Monsieur [T] [U] a cessé de rembourser les échéances de son prêt le 15 avril 2023. La SA BNP PARIBAS l’a mis en demeure par courrier du 19 juin 2023 de payer la somme de 557,31, en vain. La déchéance du terme a été prononcée le 21 septembre 2023.
Selon offre de crédit préalable acceptée le 23 avril 2022, la SA BNP PARIBAS a consenti à Monsieur [T] [U] un crédit personnel n°30004027040006046747434 de 7 000 euros au TAEG de 4,92% remboursable en 48 mensualités de 158,90 euros hors assurance.
Monsieur [T] [U] a cessé de rembourser les échéances de son prêt le 10 mai 2023. La SA BNP PARIBAS l’a mis en demeure par courrier du 17 juillet 2023 de payer la somme de 545,21, en vain. La déchéance du terme a été prononcée le 21 septembre 2023.

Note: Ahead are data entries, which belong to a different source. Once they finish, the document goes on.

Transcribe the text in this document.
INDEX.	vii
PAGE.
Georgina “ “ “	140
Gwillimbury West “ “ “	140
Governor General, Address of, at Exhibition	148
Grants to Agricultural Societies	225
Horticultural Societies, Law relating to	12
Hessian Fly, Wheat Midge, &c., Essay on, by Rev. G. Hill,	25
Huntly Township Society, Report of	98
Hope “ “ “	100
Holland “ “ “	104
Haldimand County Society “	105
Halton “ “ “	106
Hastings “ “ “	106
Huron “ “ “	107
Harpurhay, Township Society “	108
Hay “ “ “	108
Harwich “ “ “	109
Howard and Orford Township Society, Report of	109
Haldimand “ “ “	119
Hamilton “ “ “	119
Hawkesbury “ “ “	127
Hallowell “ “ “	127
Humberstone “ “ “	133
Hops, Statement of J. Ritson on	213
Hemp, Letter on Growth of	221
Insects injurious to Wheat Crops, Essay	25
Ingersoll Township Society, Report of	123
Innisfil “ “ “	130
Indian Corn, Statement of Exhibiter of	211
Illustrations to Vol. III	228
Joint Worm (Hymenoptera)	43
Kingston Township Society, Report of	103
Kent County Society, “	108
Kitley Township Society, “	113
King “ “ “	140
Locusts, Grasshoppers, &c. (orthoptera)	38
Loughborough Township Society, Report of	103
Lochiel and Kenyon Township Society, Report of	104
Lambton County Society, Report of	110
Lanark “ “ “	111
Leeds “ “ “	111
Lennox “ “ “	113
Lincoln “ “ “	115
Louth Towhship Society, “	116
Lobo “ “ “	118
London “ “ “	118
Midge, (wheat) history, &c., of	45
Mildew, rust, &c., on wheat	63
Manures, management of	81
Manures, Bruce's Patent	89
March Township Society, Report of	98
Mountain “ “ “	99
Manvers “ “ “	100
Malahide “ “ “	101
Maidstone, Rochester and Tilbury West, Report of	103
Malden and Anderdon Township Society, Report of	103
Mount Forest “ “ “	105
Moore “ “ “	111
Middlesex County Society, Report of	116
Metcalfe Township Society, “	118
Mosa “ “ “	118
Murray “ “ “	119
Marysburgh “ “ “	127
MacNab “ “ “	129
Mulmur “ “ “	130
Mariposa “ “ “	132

Par acte d’huissier en date du 13 février 2025, la SA BNP PARIBAS a fait assigner Monsieur [T] [U], devant ce tribunal aux fins de le voir condamner aux sommes dues.

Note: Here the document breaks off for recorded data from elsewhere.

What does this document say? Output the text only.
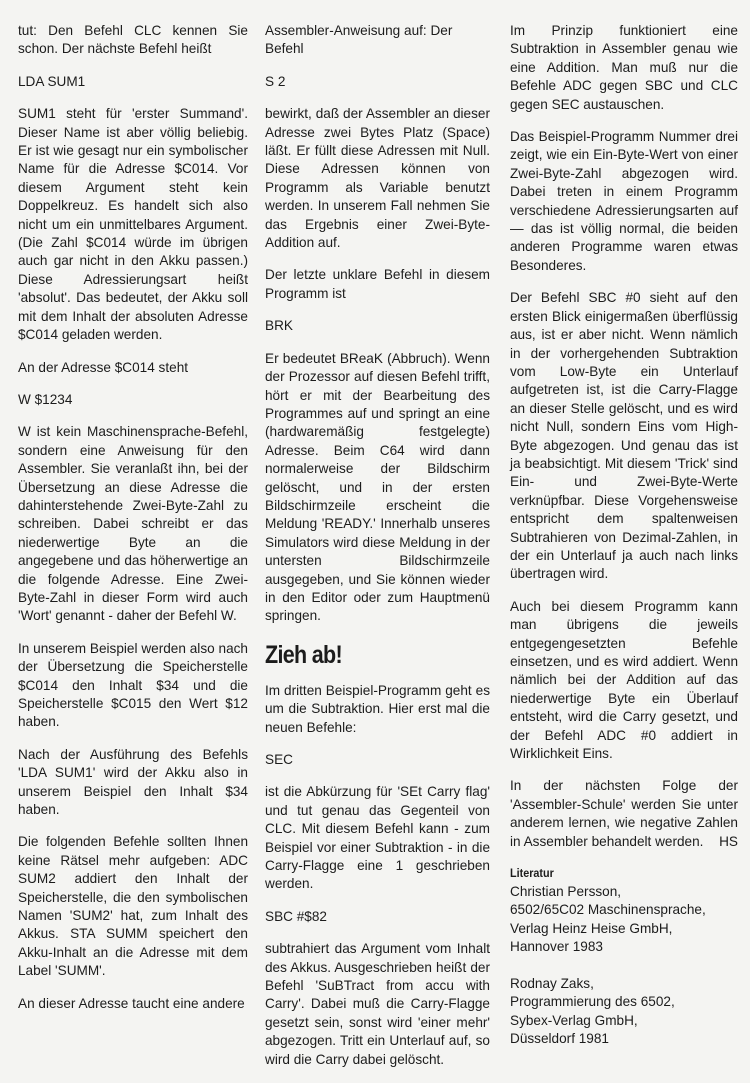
tut: Den Befehl CLC kennen Sie schon. Der nächste Befehl heißt

LDA SUM1

SUM1 steht für 'erster Summand'. Dieser Name ist aber völlig beliebig. Er ist wie gesagt nur ein symbolischer Name für die Adresse $C014. Vor diesem Argument steht kein Doppelkreuz. Es handelt sich also nicht um ein unmittelbares Argument. (Die Zahl $C014 würde im übrigen auch gar nicht in den Akku passen.) Diese Adressierungsart heißt 'absolut'. Das bedeutet, der Akku soll mit dem Inhalt der absoluten Adresse $C014 geladen werden.

An der Adresse $C014 steht

W $1234

W ist kein Maschinensprache-Befehl, sondern eine Anweisung für den Assembler. Sie veranlaßt ihn, bei der Übersetzung an diese Adresse die dahinterstehende Zwei-Byte-Zahl zu schreiben. Dabei schreibt er das niederwertige Byte an die angegebene und das höherwertige an die folgende Adresse. Eine Zwei-Byte-Zahl in dieser Form wird auch 'Wort' genannt - daher der Befehl W.

In unserem Beispiel werden also nach der Übersetzung die Speicherstelle $C014 den Inhalt $34 und die Speicherstelle $C015 den Wert $12 haben.

Nach der Ausführung des Befehls 'LDA SUM1' wird der Akku also in unserem Beispiel den Inhalt $34 haben.

Die folgenden Befehle sollten Ihnen keine Rätsel mehr aufgeben: ADC SUM2 addiert den Inhalt der Speicherstelle, die den symbolischen Namen 'SUM2' hat, zum Inhalt des Akkus. STA SUMM speichert den Akku-Inhalt an die Adresse mit dem Label 'SUMM'.

An dieser Adresse taucht eine andere

Assembler-Anweisung auf: Der Befehl

S 2

bewirkt, daß der Assembler an dieser Adresse zwei Bytes Platz (Space) läßt. Er füllt diese Adressen mit Null. Diese Adressen können von Programm als Variable benutzt werden. In unserem Fall nehmen Sie das Ergebnis einer Zwei-Byte-Addition auf.

Der letzte unklare Befehl in diesem Programm ist

BRK

Er bedeutet BReaK (Abbruch). Wenn der Prozessor auf diesen Befehl trifft, hört er mit der Bearbeitung des Programmes auf und springt an eine (hardwaremäßig festgelegte) Adresse. Beim C64 wird dann normalerweise der Bildschirm gelöscht, und in der ersten Bildschirmzeile erscheint die Meldung 'READY.' Innerhalb unseres Simulators wird diese Meldung in der untersten Bildschirmzeile ausgegeben, und Sie können wieder in den Editor oder zum Hauptmenü springen.

Zieh ab!

Im dritten Beispiel-Programm geht es um die Subtraktion. Hier erst mal die neuen Befehle:

SEC

ist die Abkürzung für 'SEt Carry flag' und tut genau das Gegenteil von CLC. Mit diesem Befehl kann - zum Beispiel vor einer Subtraktion - in die Carry-Flagge eine 1 geschrieben werden.

SBC #$82

subtrahiert das Argument vom Inhalt des Akkus. Ausgeschrieben heißt der Befehl 'SuBTract from accu with Carry'. Dabei muß die Carry-Flagge gesetzt sein, sonst wird 'einer mehr' abgezogen. Tritt ein Unterlauf auf, so wird die Carry dabei gelöscht.

Im Prinzip funktioniert eine Subtraktion in Assembler genau wie eine Addition. Man muß nur die Befehle ADC gegen SBC und CLC gegen SEC austauschen.

Das Beispiel-Programm Nummer drei zeigt, wie ein Ein-Byte-Wert von einer Zwei-Byte-Zahl abgezogen wird. Dabei treten in einem Programm verschiedene Adressierungsarten auf — das ist völlig normal, die beiden anderen Programme waren etwas Besonderes.

Der Befehl SBC #0 sieht auf den ersten Blick einigermaßen überflüssig aus, ist er aber nicht. Wenn nämlich in der vorhergehenden Subtraktion vom Low-Byte ein Unterlauf aufgetreten ist, ist die Carry-Flagge an dieser Stelle gelöscht, und es wird nicht Null, sondern Eins vom High-Byte abgezogen. Und genau das ist ja beabsichtigt. Mit diesem 'Trick' sind Ein- und Zwei-Byte-Werte verknüpfbar. Diese Vorgehensweise entspricht dem spaltenweisen Subtrahieren von Dezimal-Zahlen, in der ein Unterlauf ja auch nach links übertragen wird.

Auch bei diesem Programm kann man übrigens die jeweils entgegengesetzten Befehle einsetzen, und es wird addiert. Wenn nämlich bei der Addition auf das niederwertige Byte ein Überlauf entsteht, wird die Carry gesetzt, und der Befehl ADC #0 addiert in Wirklichkeit Eins.

In der nächsten Folge der 'Assembler-Schule' werden Sie unter anderem lernen, wie negative Zahlen in Assembler behandelt werden. HS

Literatur

Christian Persson,
6502/65C02 Maschinensprache,
Verlag Heinz Heise GmbH,
Hannover 1983

Rodnay Zaks,
Programmierung des 6502,
Sybex-Verlag GmbH,
Düsseldorf 1981
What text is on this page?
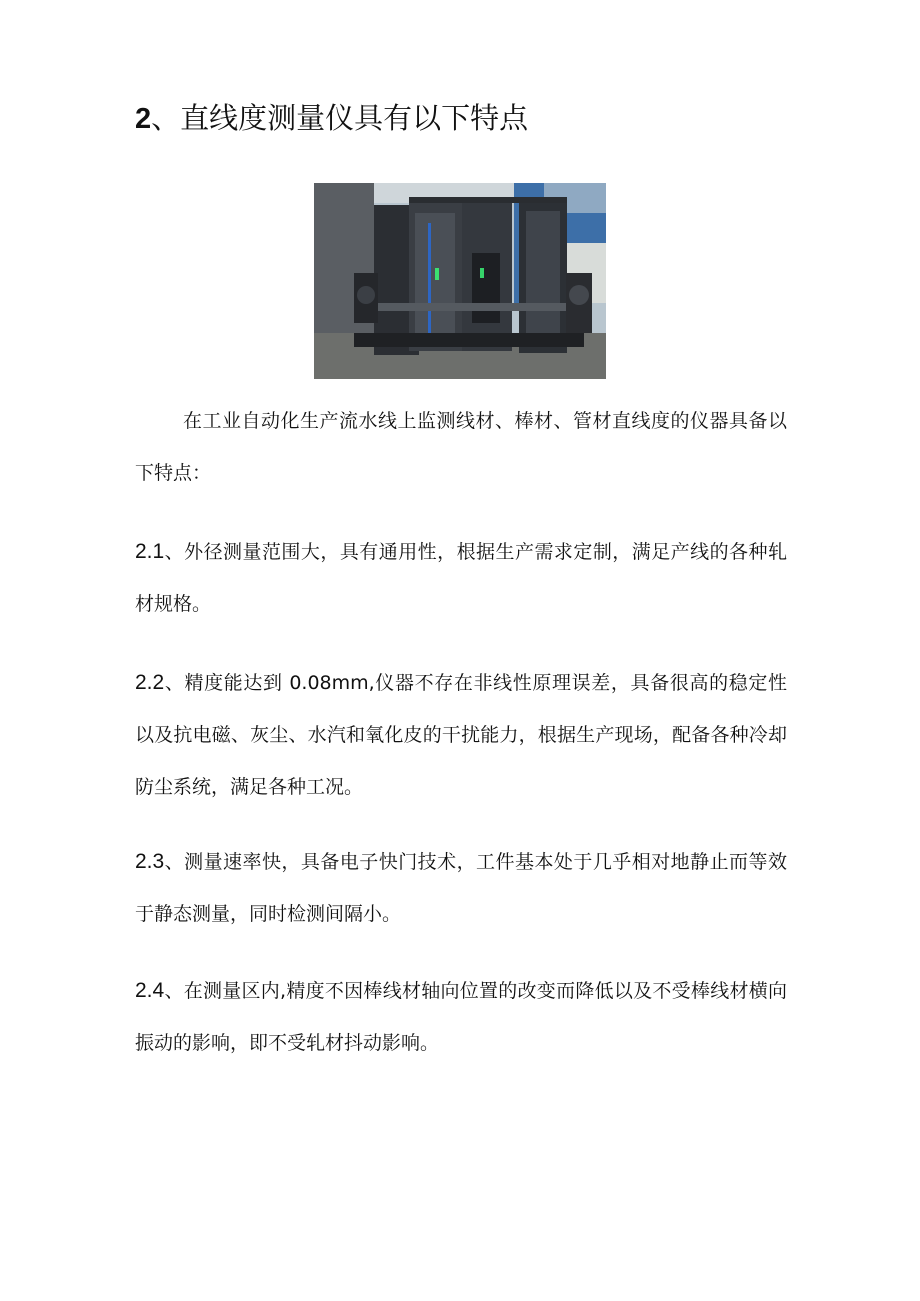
2、直线度测量仪具有以下特点
在工业自动化生产流水线上监测线材、棒材、管材直线度的仪器具备以下特点：
2.1、外径测量范围大，具有通用性，根据生产需求定制，满足产线的各种轧材规格。
2.2、精度能达到 0.08mm,仪器不存在非线性原理误差，具备很高的稳定性以及抗电磁、灰尘、水汽和氧化皮的干扰能力，根据生产现场，配备各种冷却防尘系统，满足各种工况。
2.3、测量速率快，具备电子快门技术，工件基本处于几乎相对地静止而等效于静态测量，同时检测间隔小。
2.4、在测量区内,精度不因棒线材轴向位置的改变而降低以及不受棒线材横向振动的影响，即不受轧材抖动影响。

À l’audience de plaidoirie du 5 juin 2025, la SA BNP PARIBAS, représentée par Me LEANDRI, demande au juge de :
Condamner Monsieur [T] [U] à payer la somme de :8 058,06 euros dont il conviendra de faire produire intérêts au taux de 4,82 % à compter du 19 juin 2023, date de mise en demeure, jusqu’à parfait paiement ;644,64 euros à titre de l’indemnité de résiliation de 8 % du capital restant dû ;4 877,67 euros dont il conviendra de faire produire intérêts au taux de 4,27% à compter du 17 juillet 2023, date de mise en demeure, jusqu’à parfait paiement ;428,82 euros à titre de l’indemnité de résiliation de 8% du capital restant dû ;Subsidiairement :
Prononcer la résiliation judiciaire des contrats ; Condamner Monsieur [T] [U] à payer la somme de :8 058,06 euros dont il conviendra de faire produire intérêts au taux de 4,82 % à compter du 19 juin 2023, date de mise en demeure, jusqu’à parfait paiement ;644,64 euros à titre de l’indemnité de résiliation de 8 % du capital restant dû ;4 877,67 euros dont il conviendra de faire produire intérêts au taux de 4,27% à compter du 17 juillet 2023, date de mise en demeure, jusqu’à parfait paiement ;428,82 euros à titre de l’indemnité de résiliation de 8% du capital restant dû ;En tout état de cause :
Ordonner la capitalisation des intérêts ; Condamner Monsieur [T] [U] à verser la somme de 800 euros en application des dispositions de l’article 700 du code de procédure civile.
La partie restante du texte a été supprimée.